塩野七生『ローマ人の物語(15)』読了
いよいよ最終巻。ローマはこうしてお終いになりました。
やたら読後感が重苦しい。こういうヘビーな本は苦手なんじゃ。感想、国も人間も同じだねということ。長生きすると最後はどこもかしこも悪くなってくる。腕力が無くなる。灰色の脳細胞もアホになる。財力だけはまだ残っているんだけれど、腕力と脳力がだめになるとどんどん野蛮な連中にむしり取られてゆく。最後は自分でも何もかもよくわからなくなって、死ぬ。
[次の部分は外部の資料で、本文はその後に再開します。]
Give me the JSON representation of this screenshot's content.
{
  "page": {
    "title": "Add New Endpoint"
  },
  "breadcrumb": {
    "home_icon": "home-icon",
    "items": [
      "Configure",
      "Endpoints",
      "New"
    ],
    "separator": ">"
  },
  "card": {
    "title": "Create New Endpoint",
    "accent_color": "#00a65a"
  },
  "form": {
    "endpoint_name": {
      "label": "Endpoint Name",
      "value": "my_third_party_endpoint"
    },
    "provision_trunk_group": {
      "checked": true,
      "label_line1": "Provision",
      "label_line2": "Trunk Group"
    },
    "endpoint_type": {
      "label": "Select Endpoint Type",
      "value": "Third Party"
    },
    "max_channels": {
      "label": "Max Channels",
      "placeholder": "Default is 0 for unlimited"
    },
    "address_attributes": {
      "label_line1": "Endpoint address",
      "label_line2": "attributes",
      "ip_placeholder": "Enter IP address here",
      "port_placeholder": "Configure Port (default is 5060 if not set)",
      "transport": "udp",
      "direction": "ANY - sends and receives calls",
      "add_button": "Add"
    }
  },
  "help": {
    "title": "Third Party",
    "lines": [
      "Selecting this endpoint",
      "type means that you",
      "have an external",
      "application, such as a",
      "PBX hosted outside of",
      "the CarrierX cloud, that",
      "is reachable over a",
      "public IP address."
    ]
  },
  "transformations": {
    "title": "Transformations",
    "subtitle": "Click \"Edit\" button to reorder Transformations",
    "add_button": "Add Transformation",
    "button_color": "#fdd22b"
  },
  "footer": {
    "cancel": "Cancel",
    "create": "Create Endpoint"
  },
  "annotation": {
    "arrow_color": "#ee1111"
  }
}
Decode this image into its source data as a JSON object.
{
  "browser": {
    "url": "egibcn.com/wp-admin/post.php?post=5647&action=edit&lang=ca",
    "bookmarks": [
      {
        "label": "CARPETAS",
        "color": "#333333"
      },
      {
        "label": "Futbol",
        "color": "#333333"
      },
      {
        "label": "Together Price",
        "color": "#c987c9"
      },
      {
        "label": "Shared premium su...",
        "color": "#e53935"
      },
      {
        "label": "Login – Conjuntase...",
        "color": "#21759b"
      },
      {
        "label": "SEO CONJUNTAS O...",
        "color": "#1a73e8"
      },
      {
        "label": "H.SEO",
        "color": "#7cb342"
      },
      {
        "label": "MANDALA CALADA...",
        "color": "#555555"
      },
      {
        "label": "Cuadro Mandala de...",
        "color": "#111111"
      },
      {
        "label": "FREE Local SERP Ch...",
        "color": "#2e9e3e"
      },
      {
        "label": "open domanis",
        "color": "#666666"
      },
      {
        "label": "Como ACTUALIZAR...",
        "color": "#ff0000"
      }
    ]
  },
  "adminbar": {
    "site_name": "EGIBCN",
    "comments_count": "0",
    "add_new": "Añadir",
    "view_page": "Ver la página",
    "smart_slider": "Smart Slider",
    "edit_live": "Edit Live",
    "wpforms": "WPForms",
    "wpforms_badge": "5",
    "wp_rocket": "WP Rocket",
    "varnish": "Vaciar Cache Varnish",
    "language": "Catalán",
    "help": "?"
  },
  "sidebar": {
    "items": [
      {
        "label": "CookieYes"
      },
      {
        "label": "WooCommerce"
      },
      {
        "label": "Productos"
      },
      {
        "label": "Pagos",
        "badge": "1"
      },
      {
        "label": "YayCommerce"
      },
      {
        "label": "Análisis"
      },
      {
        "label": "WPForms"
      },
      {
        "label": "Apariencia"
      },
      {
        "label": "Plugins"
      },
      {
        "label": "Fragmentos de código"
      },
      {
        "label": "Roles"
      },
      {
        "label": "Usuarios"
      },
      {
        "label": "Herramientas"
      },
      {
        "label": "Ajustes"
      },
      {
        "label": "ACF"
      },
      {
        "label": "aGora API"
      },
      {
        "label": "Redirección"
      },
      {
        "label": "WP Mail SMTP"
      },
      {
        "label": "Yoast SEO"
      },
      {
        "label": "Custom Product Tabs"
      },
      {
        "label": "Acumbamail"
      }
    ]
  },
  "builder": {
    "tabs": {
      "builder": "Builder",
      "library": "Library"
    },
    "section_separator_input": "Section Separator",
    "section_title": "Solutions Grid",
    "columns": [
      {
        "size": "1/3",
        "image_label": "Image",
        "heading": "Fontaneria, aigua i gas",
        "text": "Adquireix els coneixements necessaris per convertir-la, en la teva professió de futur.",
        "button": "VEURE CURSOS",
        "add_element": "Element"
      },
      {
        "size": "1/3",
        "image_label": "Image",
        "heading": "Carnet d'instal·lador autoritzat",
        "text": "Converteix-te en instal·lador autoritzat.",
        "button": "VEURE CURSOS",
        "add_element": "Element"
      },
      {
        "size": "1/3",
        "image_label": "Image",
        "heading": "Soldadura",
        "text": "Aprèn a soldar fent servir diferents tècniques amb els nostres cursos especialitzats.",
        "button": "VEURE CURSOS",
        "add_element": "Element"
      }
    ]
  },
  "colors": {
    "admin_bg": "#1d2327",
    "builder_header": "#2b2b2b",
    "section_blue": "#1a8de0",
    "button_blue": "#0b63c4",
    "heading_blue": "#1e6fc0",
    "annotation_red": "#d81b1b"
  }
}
ごっつい細かいことで面白かったこと。フン族の王アッチラについて、七生女史は「民間人を殺戮したり略奪したりするのはうまいけれど戦争は下手だった」と喝破。まともな戦争では二度ともローマの将軍に負けている。こんないい加減なフン族に住むところを追っ払われてローマ領に逃げ出してきたゲルマン蛮族も大したことはなかったはずだったんだけれど、「女こどもを連れてアルプス越えをするが家族が崖から落ちてもそのまま進む、兄弟が殺されても遺骸を踏み越えそのまま進む。これが蛮族の蛮族たる所以」なので「文明人であるローマ人は恐怖した」とある。なんだか頼朝の源氏軍に恐怖した平家軍みたいだね。この世はすべて諸行無常。合掌。